Canadian Tax Agency Will Collect New Taxes That Haven’t Become Law Yet
Liberal government needs the additional money to cover the deficit
(via The Daily Bell)
In the Canadian federal budget this past April, the Trudeau Liberals introduced a new capital gains inclusion rate, hiking it from 50% to 66% (to be clear, this doesn’t make the amount of taxes paid on capital gains 66%, it raises the taxable amount of a capital gain to the new level).
For example: let’s say that a sale on a small business produces a capital gain of one million dollars – instead of having your tax rate applied against half of it, it would henceforth be applied against two-thirds of it.

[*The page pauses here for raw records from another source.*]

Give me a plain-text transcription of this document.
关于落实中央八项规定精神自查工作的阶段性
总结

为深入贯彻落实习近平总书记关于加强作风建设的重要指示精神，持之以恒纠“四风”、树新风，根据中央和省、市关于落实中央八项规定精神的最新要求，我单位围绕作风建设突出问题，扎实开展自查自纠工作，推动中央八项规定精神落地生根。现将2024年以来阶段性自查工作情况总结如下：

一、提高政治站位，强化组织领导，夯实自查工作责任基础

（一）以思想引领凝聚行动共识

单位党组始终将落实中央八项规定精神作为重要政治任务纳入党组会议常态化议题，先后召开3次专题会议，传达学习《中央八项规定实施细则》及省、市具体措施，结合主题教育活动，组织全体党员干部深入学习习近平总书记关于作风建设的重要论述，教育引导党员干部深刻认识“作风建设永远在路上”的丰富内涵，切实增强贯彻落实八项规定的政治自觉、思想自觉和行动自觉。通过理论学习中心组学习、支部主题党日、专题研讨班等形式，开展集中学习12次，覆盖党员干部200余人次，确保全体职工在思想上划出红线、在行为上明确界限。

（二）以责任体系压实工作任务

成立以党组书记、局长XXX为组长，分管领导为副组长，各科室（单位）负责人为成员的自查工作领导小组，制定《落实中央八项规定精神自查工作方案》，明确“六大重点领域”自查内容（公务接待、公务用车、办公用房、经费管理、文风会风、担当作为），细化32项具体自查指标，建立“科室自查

So in our hypothetical case, a small business owner sells a company they spent their life building and gets a million bucks (after allowable exemptions) off the table:
Under the old rate = $1,000,000 X 50% inclusion rate X 53% (top tax rate in Canada) = $265,000 in taxes.
Under the new rate it comes out to $349,000 in taxes.
It’s enough of a difference to change the retirement calculations for a lot of people and I do remember a flurry of M&A activity as some Canadian business owners and property investors decided this was their cue to realize their sweat equity before the new rate kicked in (which was supposedly in June).
For many it was the final straw from the most small business, family business and farm hostile government in Canadian history.